Hence, a staff needs at least a score of 44.9 to be classified as 'Good'.

I got that answer too,but its wrong.The answer key says its 50.8
• Sep 15th 2010, 01:17 AM
Unknown008
Oops, I typed in the wrong mean in my previous post.

$\displaystyle 0.162 = \frac{x - 50}{5.3}$

$\displaystyle x = 50.85$
• Sep 15th 2010, 01:54 AM
mngeow
Oh ok.One more thing I'm not sure about,if P(Good)=0.4356,why can't I find the x value of that?Why is P(X < z) = 1-0.4356 = 0.5644 required?
• Sep 15th 2010, 02:21 AM
Unknown008
My z table gives the probabilities of z values to the left of the z value. I cannot read the probability of the z value given the probability after that value.

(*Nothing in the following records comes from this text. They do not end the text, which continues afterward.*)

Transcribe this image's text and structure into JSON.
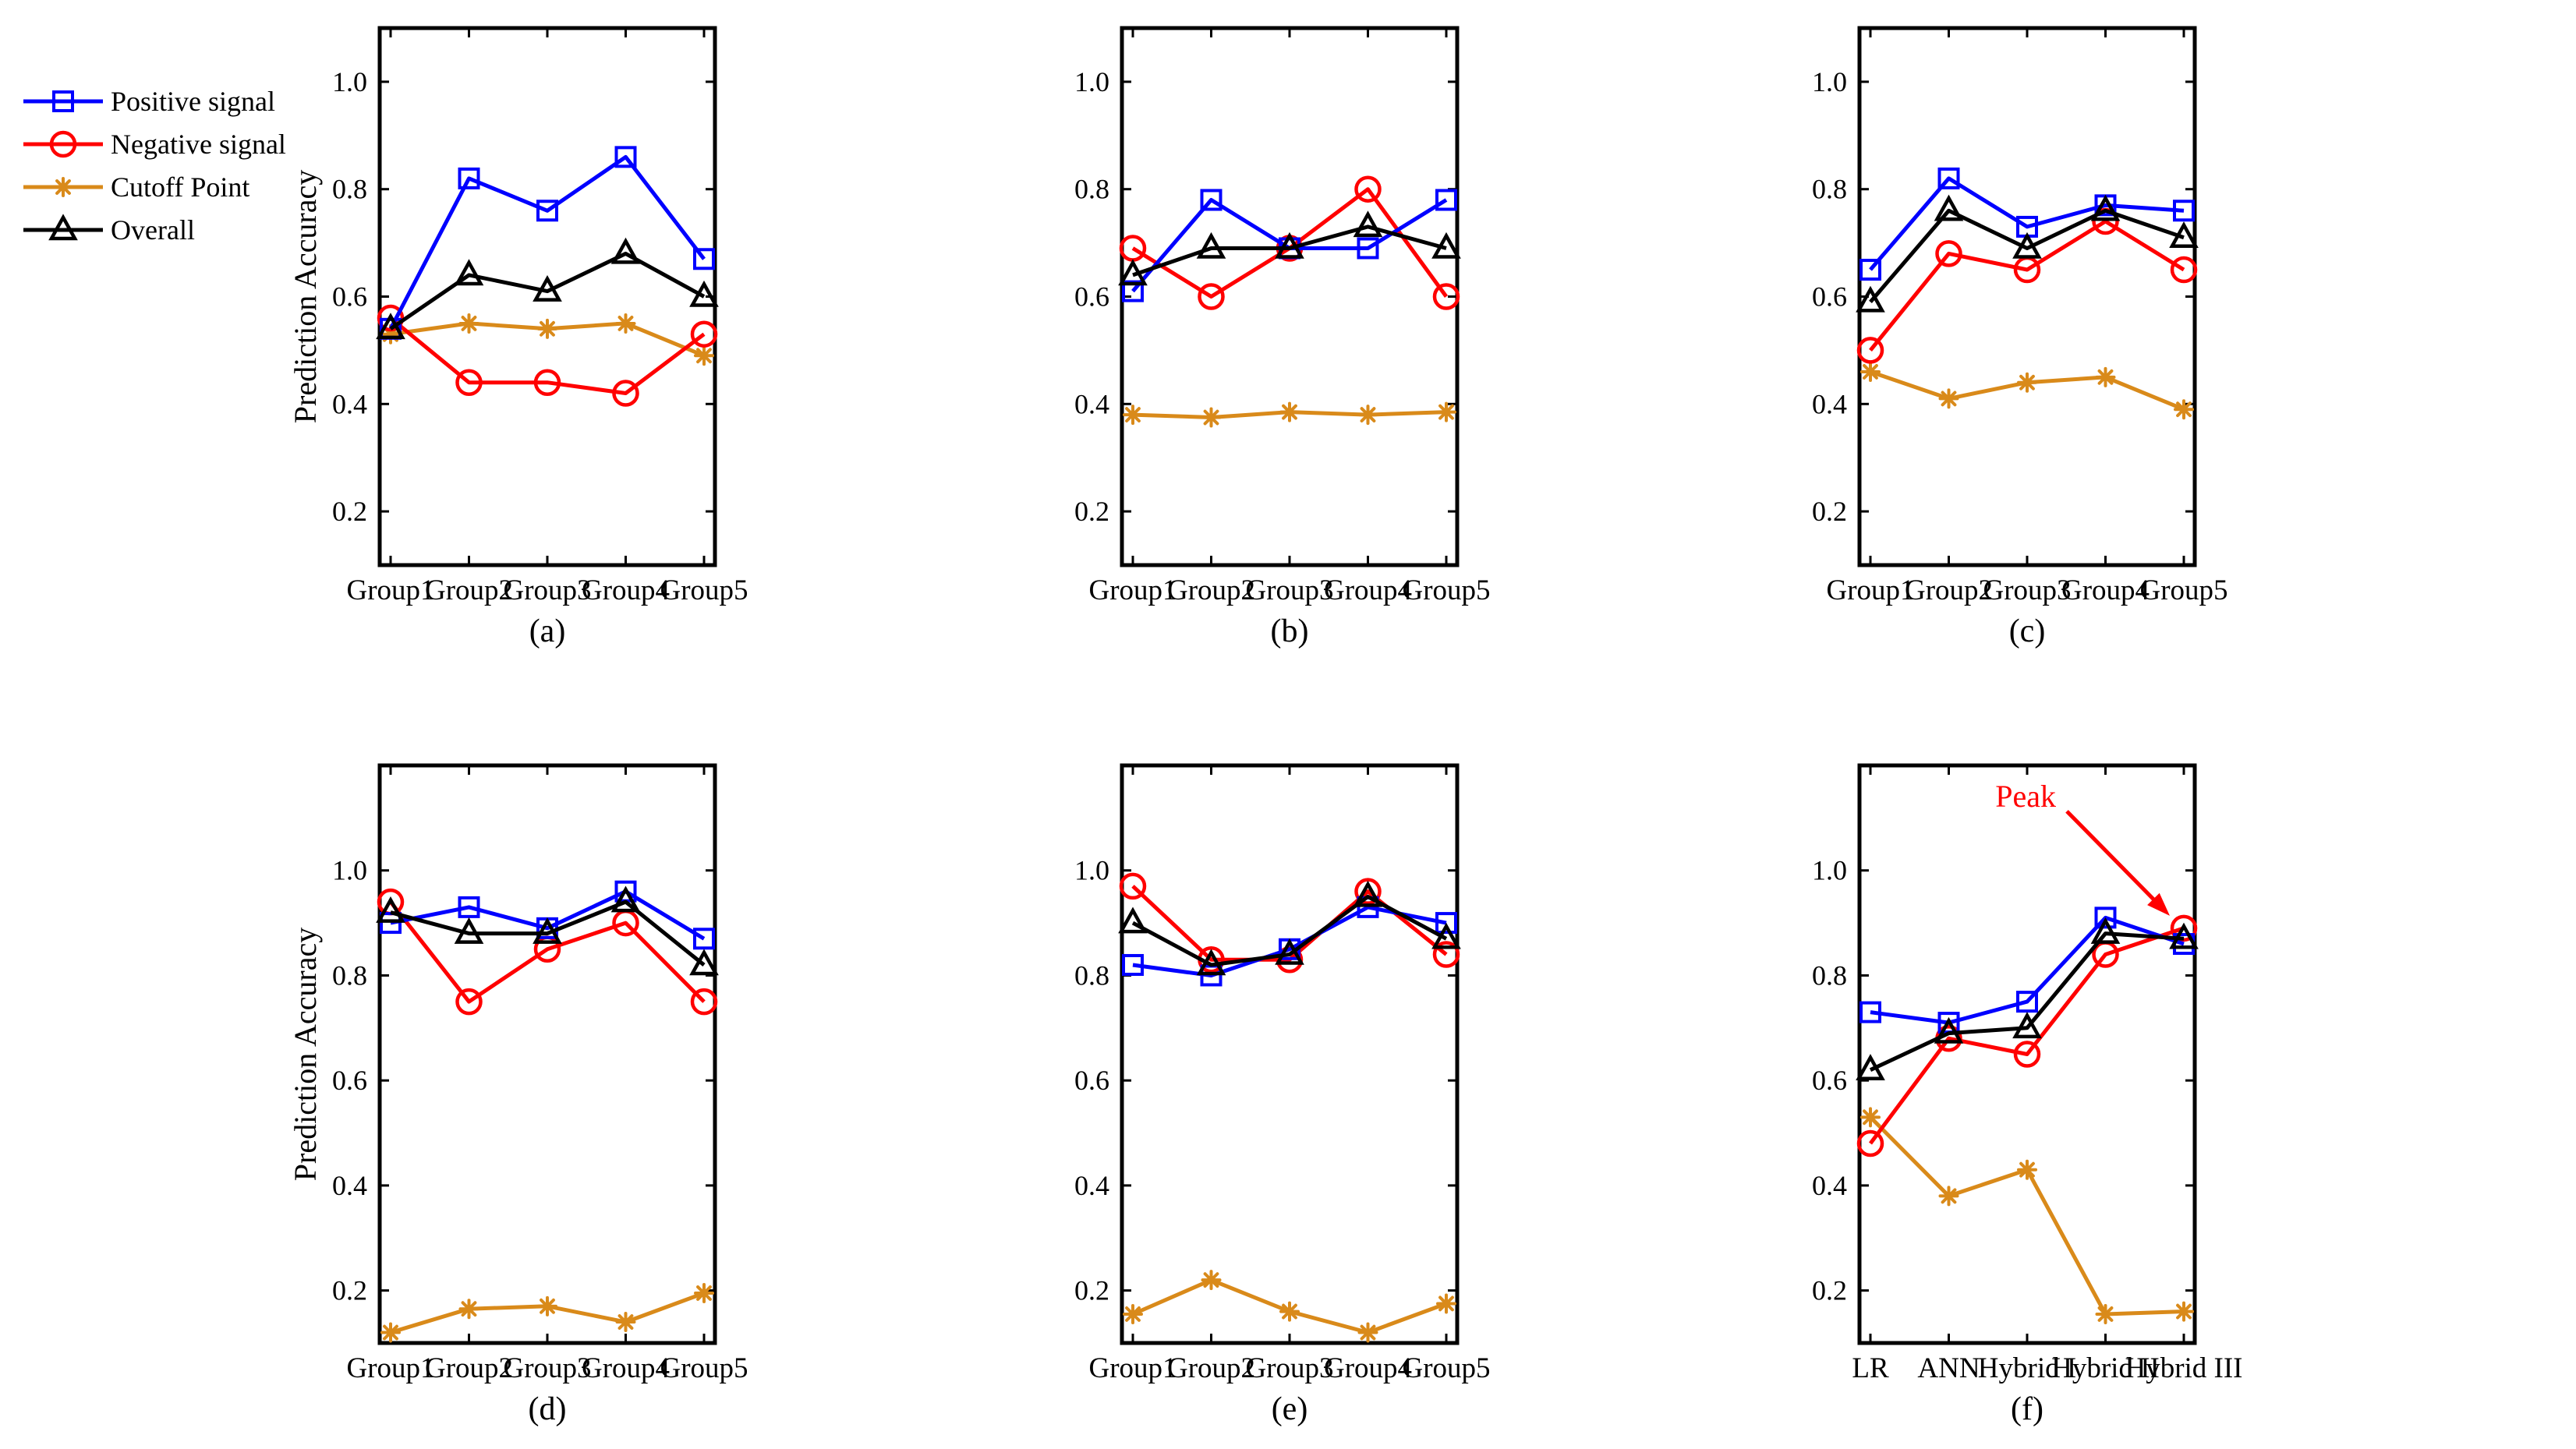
{
  "legend": {
    "entries": [
      {
        "label": "Positive signal",
        "color": "#0000ff",
        "marker": "square"
      },
      {
        "label": "Negative signal",
        "color": "#ff0000",
        "marker": "circle"
      },
      {
        "label": "Cutoff Point",
        "color": "#d98a1a",
        "marker": "asterisk"
      },
      {
        "label": "Overall",
        "color": "#000000",
        "marker": "triangle"
      }
    ]
  },
  "chart_data": [
    {
      "type": "line",
      "panel_label": "(a)",
      "title": "",
      "xlabel": "",
      "ylabel": "Prediction Accuracy",
      "categories": [
        "Group1",
        "Group2",
        "Group3",
        "Group4",
        "Group5"
      ],
      "ylim": [
        0.1,
        1.1
      ],
      "yticks": [
        "0.2",
        "0.4",
        "0.6",
        "0.8",
        "1.0"
      ],
      "series": [
        {
          "name": "Positive signal",
          "values": [
            0.54,
            0.82,
            0.76,
            0.86,
            0.67
          ]
        },
        {
          "name": "Negative signal",
          "values": [
            0.56,
            0.44,
            0.44,
            0.42,
            0.53
          ]
        },
        {
          "name": "Cutoff Point",
          "values": [
            0.53,
            0.55,
            0.54,
            0.55,
            0.49
          ]
        },
        {
          "name": "Overall",
          "values": [
            0.54,
            0.64,
            0.61,
            0.68,
            0.6
          ]
        }
      ]
    },
    {
      "type": "line",
      "panel_label": "(b)",
      "title": "",
      "xlabel": "",
      "ylabel": "",
      "categories": [
        "Group1",
        "Group2",
        "Group3",
        "Group4",
        "Group5"
      ],
      "ylim": [
        0.1,
        1.1
      ],
      "yticks": [
        "0.2",
        "0.4",
        "0.6",
        "0.8",
        "1.0"
      ],
      "series": [
        {
          "name": "Positive signal",
          "values": [
            0.61,
            0.78,
            0.69,
            0.69,
            0.78
          ]
        },
        {
          "name": "Negative signal",
          "values": [
            0.69,
            0.6,
            0.69,
            0.8,
            0.6
          ]
        },
        {
          "name": "Cutoff Point",
          "values": [
            0.38,
            0.375,
            0.385,
            0.38,
            0.385
          ]
        },
        {
          "name": "Overall",
          "values": [
            0.64,
            0.69,
            0.69,
            0.73,
            0.69
          ]
        }
      ]
    },
    {
      "type": "line",
      "panel_label": "(c)",
      "title": "",
      "xlabel": "",
      "ylabel": "",
      "categories": [
        "Group1",
        "Group2",
        "Group3",
        "Group4",
        "Group5"
      ],
      "ylim": [
        0.1,
        1.1
      ],
      "yticks": [
        "0.2",
        "0.4",
        "0.6",
        "0.8",
        "1.0"
      ],
      "series": [
        {
          "name": "Positive signal",
          "values": [
            0.65,
            0.82,
            0.73,
            0.77,
            0.76
          ]
        },
        {
          "name": "Negative signal",
          "values": [
            0.5,
            0.68,
            0.65,
            0.74,
            0.65
          ]
        },
        {
          "name": "Cutoff Point",
          "values": [
            0.46,
            0.41,
            0.44,
            0.45,
            0.39
          ]
        },
        {
          "name": "Overall",
          "values": [
            0.59,
            0.76,
            0.69,
            0.76,
            0.71
          ]
        }
      ]
    },
    {
      "type": "line",
      "panel_label": "(d)",
      "title": "",
      "xlabel": "",
      "ylabel": "Prediction Accuracy",
      "categories": [
        "Group1",
        "Group2",
        "Group3",
        "Group4",
        "Group5"
      ],
      "ylim": [
        0.1,
        1.2
      ],
      "yticks": [
        "0.2",
        "0.4",
        "0.6",
        "0.8",
        "1.0"
      ],
      "series": [
        {
          "name": "Positive signal",
          "values": [
            0.9,
            0.93,
            0.89,
            0.96,
            0.87
          ]
        },
        {
          "name": "Negative signal",
          "values": [
            0.94,
            0.75,
            0.85,
            0.9,
            0.75
          ]
        },
        {
          "name": "Cutoff Point",
          "values": [
            0.12,
            0.165,
            0.17,
            0.14,
            0.195
          ]
        },
        {
          "name": "Overall",
          "values": [
            0.92,
            0.88,
            0.88,
            0.94,
            0.82
          ]
        }
      ]
    },
    {
      "type": "line",
      "panel_label": "(e)",
      "title": "",
      "xlabel": "",
      "ylabel": "",
      "categories": [
        "Group1",
        "Group2",
        "Group3",
        "Group4",
        "Group5"
      ],
      "ylim": [
        0.1,
        1.2
      ],
      "yticks": [
        "0.2",
        "0.4",
        "0.6",
        "0.8",
        "1.0"
      ],
      "series": [
        {
          "name": "Positive signal",
          "values": [
            0.82,
            0.8,
            0.85,
            0.93,
            0.9
          ]
        },
        {
          "name": "Negative signal",
          "values": [
            0.97,
            0.83,
            0.83,
            0.96,
            0.84
          ]
        },
        {
          "name": "Cutoff Point",
          "values": [
            0.155,
            0.22,
            0.16,
            0.12,
            0.175
          ]
        },
        {
          "name": "Overall",
          "values": [
            0.9,
            0.82,
            0.84,
            0.95,
            0.87
          ]
        }
      ]
    },
    {
      "type": "line",
      "panel_label": "(f)",
      "title": "",
      "xlabel": "",
      "ylabel": "",
      "categories": [
        "LR",
        "ANN",
        "Hybrid I",
        "Hybrid II",
        "Hybrid III"
      ],
      "ylim": [
        0.1,
        1.2
      ],
      "yticks": [
        "0.2",
        "0.4",
        "0.6",
        "0.8",
        "1.0"
      ],
      "annotation": {
        "text": "Peak",
        "series": "Negative signal",
        "index": 4,
        "color": "#ff0000"
      },
      "series": [
        {
          "name": "Positive signal",
          "values": [
            0.73,
            0.71,
            0.75,
            0.91,
            0.86
          ]
        },
        {
          "name": "Negative signal",
          "values": [
            0.48,
            0.68,
            0.65,
            0.84,
            0.89
          ]
        },
        {
          "name": "Cutoff Point",
          "values": [
            0.53,
            0.38,
            0.43,
            0.155,
            0.16
          ]
        },
        {
          "name": "Overall",
          "values": [
            0.62,
            0.69,
            0.7,
            0.88,
            0.87
          ]
        }
      ]
    }
  ]
}
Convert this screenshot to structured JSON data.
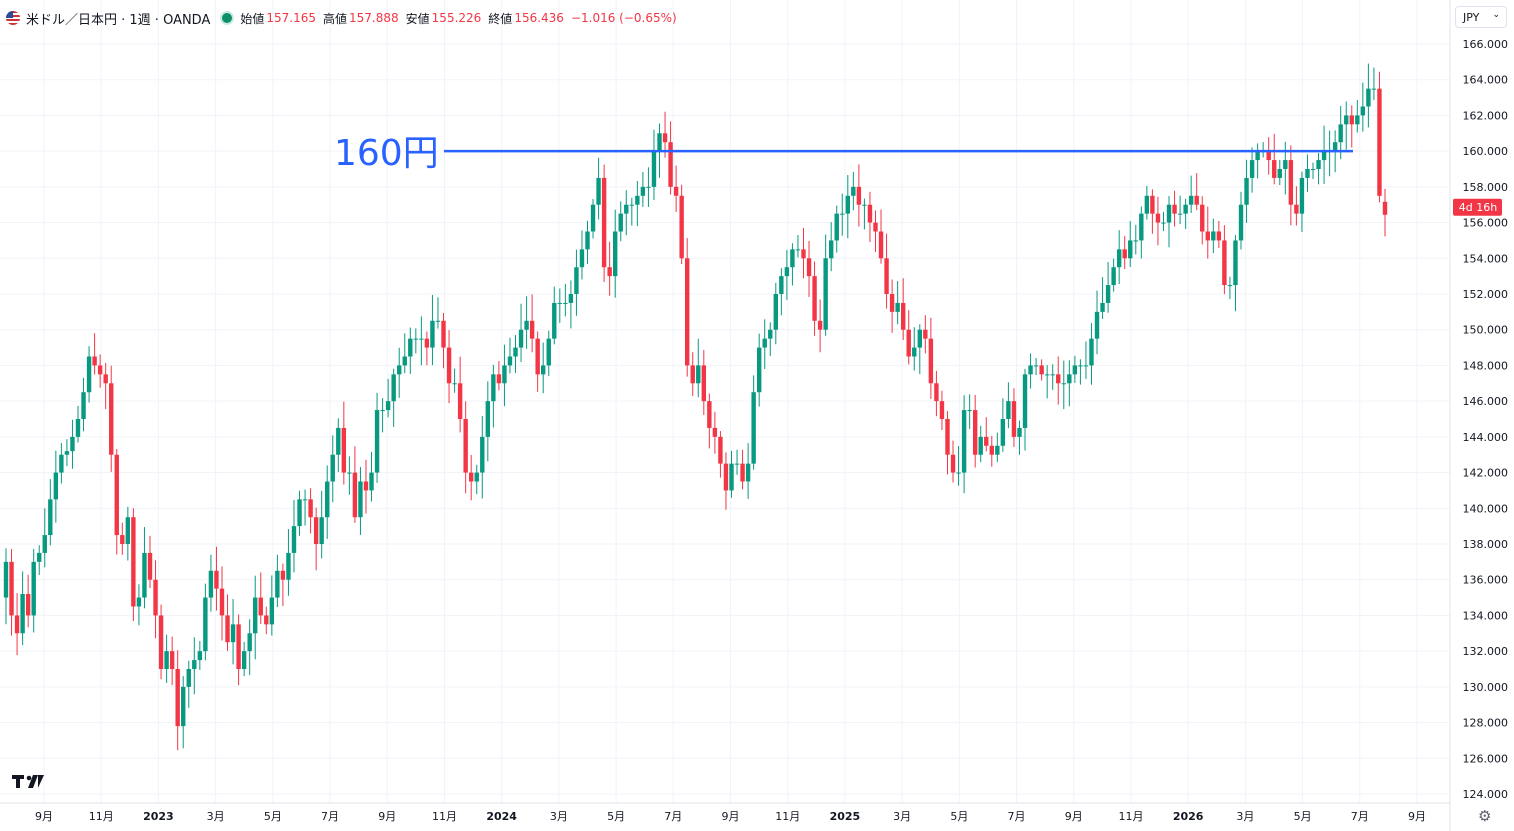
{
  "header": {
    "symbol": "米ドル／日本円 · 1週 · OANDA",
    "open_label": "始値",
    "open_value": "157.165",
    "high_label": "高値",
    "high_value": "157.888",
    "low_label": "安値",
    "low_value": "155.226",
    "close_label": "終値",
    "close_value": "156.436",
    "change": "−1.016 (−0.65%)"
  },
  "currency_selector": {
    "value": "JPY"
  },
  "icons": {
    "settings": "gear-icon",
    "logo": "tradingview-logo-icon",
    "flag": "us-flag-icon",
    "chevron": "chevron-down-icon"
  },
  "colors": {
    "up": "#089981",
    "down": "#f23645",
    "annotation": "#2962ff",
    "text": "#131722",
    "grid": "#f0f3fa"
  },
  "chart_data": {
    "type": "candlestick",
    "ylim": [
      123.5,
      166.5
    ],
    "y_ticks": [
      "124.000",
      "126.000",
      "128.000",
      "130.000",
      "132.000",
      "134.000",
      "136.000",
      "138.000",
      "140.000",
      "142.000",
      "144.000",
      "146.000",
      "148.000",
      "150.000",
      "152.000",
      "154.000",
      "156.000",
      "158.000",
      "160.000",
      "162.000",
      "164.000",
      "166.000"
    ],
    "x_ticks": [
      "9月",
      "11月",
      "2023",
      "3月",
      "5月",
      "7月",
      "9月",
      "11月",
      "2024",
      "3月",
      "5月",
      "7月",
      "9月",
      "11月",
      "2025",
      "3月",
      "5月",
      "7月",
      "9月",
      "11月",
      "2026",
      "3月",
      "5月",
      "7月",
      "9月"
    ],
    "bold_ticks": [
      "2023",
      "2024",
      "2025",
      "2026"
    ],
    "countdown_label": "4d 16h",
    "annotation": {
      "text": "160円",
      "level": 160.0
    },
    "weekly_closes": [
      137.0,
      134.0,
      133.0,
      135.2,
      134.0,
      137.0,
      137.5,
      138.5,
      140.5,
      142.0,
      143.0,
      143.2,
      144.0,
      145.0,
      146.5,
      148.5,
      148.0,
      147.5,
      147.0,
      143.0,
      138.5,
      138.0,
      139.5,
      134.5,
      135.0,
      137.5,
      136.0,
      134.0,
      131.0,
      132.0,
      131.0,
      127.8,
      130.0,
      131.0,
      131.5,
      132.0,
      135.0,
      136.5,
      135.5,
      134.0,
      132.5,
      133.5,
      131.0,
      132.0,
      133.0,
      135.0,
      134.0,
      133.5,
      135.0,
      136.5,
      136.0,
      137.5,
      139.0,
      140.5,
      140.5,
      139.5,
      138.0,
      139.5,
      141.5,
      143.0,
      144.5,
      142.0,
      142.0,
      139.5,
      141.5,
      141.0,
      142.0,
      145.5,
      145.5,
      146.0,
      147.5,
      148.0,
      148.5,
      149.5,
      149.5,
      149.5,
      149.0,
      150.5,
      150.5,
      149.0,
      147.0,
      147.0,
      145.0,
      142.0,
      141.5,
      142.0,
      144.0,
      146.0,
      147.5,
      147.0,
      148.0,
      148.5,
      149.0,
      150.0,
      150.5,
      149.5,
      147.5,
      148.0,
      149.5,
      151.5,
      151.5,
      151.5,
      152.0,
      153.5,
      154.5,
      155.5,
      157.0,
      158.5,
      153.5,
      153.0,
      155.5,
      156.5,
      157.0,
      157.0,
      157.5,
      158.0,
      158.0,
      160.0,
      161.0,
      160.5,
      158.0,
      157.5,
      154.0,
      148.0,
      147.0,
      148.0,
      146.0,
      144.5,
      144.0,
      142.5,
      141.0,
      142.5,
      142.5,
      141.5,
      142.5,
      146.5,
      149.0,
      149.5,
      150.0,
      152.0,
      153.0,
      153.5,
      154.5,
      154.5,
      154.0,
      153.0,
      150.5,
      150.0,
      154.0,
      155.0,
      156.5,
      156.5,
      157.5,
      158.0,
      157.0,
      157.0,
      156.0,
      155.5,
      154.0,
      152.0,
      151.0,
      151.5,
      150.0,
      148.5,
      149.0,
      150.0,
      149.5,
      147.0,
      146.0,
      145.0,
      143.0,
      142.0,
      142.0,
      145.5,
      145.5,
      143.0,
      144.0,
      143.5,
      143.0,
      143.5,
      145.0,
      146.0,
      144.0,
      144.5,
      147.5,
      148.0,
      148.0,
      147.5,
      147.5,
      147.5,
      147.0,
      147.0,
      147.5,
      148.0,
      148.0,
      148.0,
      149.5,
      151.0,
      151.5,
      152.5,
      153.5,
      154.5,
      154.0,
      155.0,
      155.0,
      156.5,
      157.5,
      156.5,
      156.0,
      156.0,
      157.0,
      156.5,
      156.5,
      157.0,
      157.5,
      157.0,
      155.5,
      155.0,
      155.5,
      155.0,
      152.5,
      152.5,
      155.0,
      157.0,
      158.5,
      159.5,
      160.0,
      160.0,
      159.5,
      158.5,
      159.0,
      159.5,
      157.0,
      156.5,
      158.5,
      159.0,
      159.0,
      159.5,
      160.0,
      160.0,
      160.5,
      161.5,
      162.0,
      161.5,
      162.0,
      162.5,
      163.5,
      163.5,
      157.5,
      156.4
    ],
    "weekly_opens_start": 135.0,
    "last_bar": {
      "open": 157.165,
      "high": 157.888,
      "low": 155.226,
      "close": 156.436
    }
  }
}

That is, I cannot find the z value for P(X > z), but I can find for P(X < z).

However, I could take the value directly, but this will require that I also invert the sign of the z value later. To avoid confusion, I already take the precautions beforehand.

The third part is some sort of conditional probability.

$\displaystyle P(Good| >44) = \dfrac{P(Good)}{P(X > 44)}$
• Sep 15th 2010, 02:26 AM
mngeow
Oh,no wonder it was like that.Thanks a bunch!